Hospice that delivers options
January 10, 2007
The end of life can be a harrowing time or a peaceful transition. Comfort plays a part in the type of ending for your experience, whether that experience is as vital as life itself, or relatively less crucial events like turning off your company's HP 3000.
One way to comfort is hospice, a concept some of us know as loving care with little hope of recovery. Hospice is behind the Idea Computer VM 9 offering, the one we described in yesterday's blog entry. VM 9 makes non-3000 PA-RISC processors looks and act like HP 3000s — but MPE/iX systems with extra horsepower, unfettered processors, as well as connectivity which HP didn't bring to the 3000 community. SCSI runs faster, for example, on a L-Class PA-RISC system.
One kind of customer might look at the VM 9 offering and see a company trying to keep HP from accomplishing its goals for the 3000 community: the safe and timely migrations of the 3000 customer to a platform with a brighter future in HP's vision. But like anything in this life, the virtual machine offering for the 3000 customer can be viewed from another perspective.
Ideal, it seems to me, is using its exclusive technology to modify PA-RISC stable storage, with the goal of helping customers get to the end of life for their 3000s' missions. The difference is comfort.
As explained to me by Ideal COO Steve Pirie, customers have little budget for investing in another, bigger HP 3000 to keep up with the mission-critical work while their migration projects amble toward completion. No matter what the price of a refurbished, second-hand 3000, the cost to acquire another capital asset can be a budget buster for a certain size of 3000 site.
These sites are among the chief targets for the VM 9 solution. Death with dignity is the mantra for both the overall hospice concept, as well as the end of HP's lie for the 3000 business. "Death with dignity to an old friend" was the complete phrase Pirie used last summer, when Ideal began to talk about its Generic REplacement Boxes, the genesis for the VM 9 solution. Over the course of a winding drive into the East Bay area, to an office hard by the I-880 freeway, he told enough stories of the 3000's yesteryears to earn his marks as a friend to the community.
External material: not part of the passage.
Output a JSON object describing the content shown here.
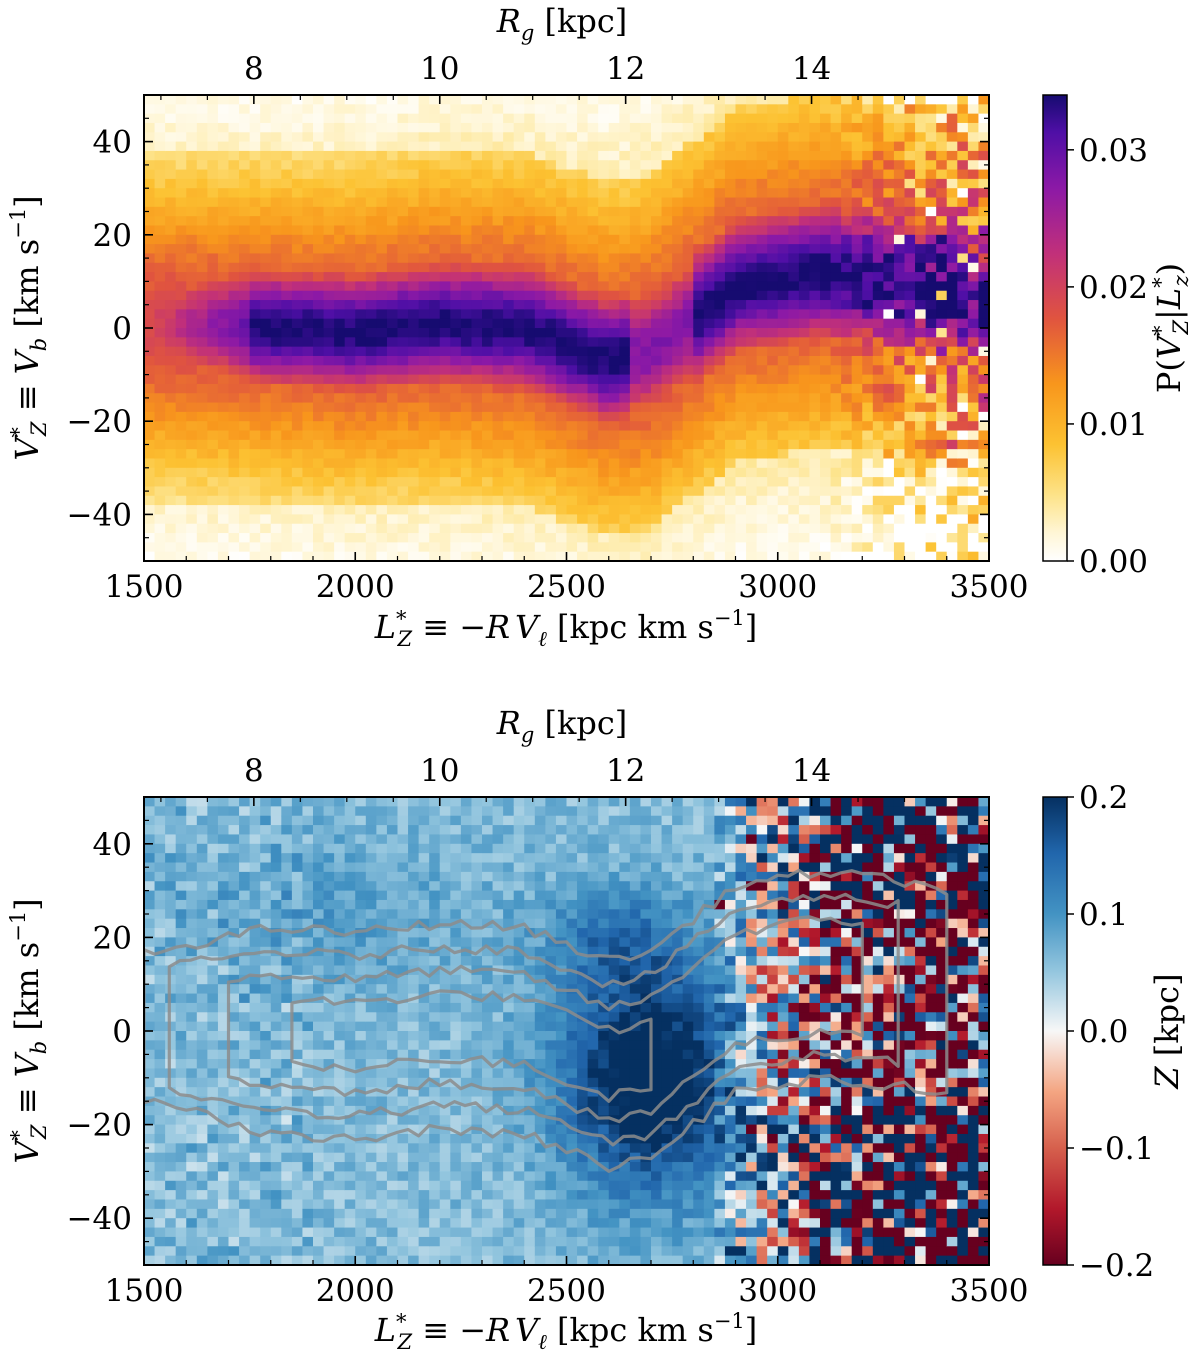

He's been through the challenges and battles of offering third party support for the 3000 during the 1980s. It was a time when the vendor often tried to sue or slow down legitimate businesses who wanted their piece of the often-profitable support busines.
Does a friend take a hand in the decline of a long admired player like the HP 3000? Sometimes, if they have concern for the comfort and dignity of that decline.
I asked, "Could these VM 9 solutions last five years?" Pirie said yes.
"Ten years?" He didn't hesitate. "Yes, they could."
So what's the difference between offering hardware solutions that long — 2017 is only 10 years away from the true finish line for the 3000, 2027 and the expiration of the CALENDAR intrinsic — and just selling to offer comfort?
"If we hear from the customer that they don't believe the 3000 is going away? If they say yes, we walk out," Pirie said. That's hospice. "It means you're going to be comfortable for the rest of your life."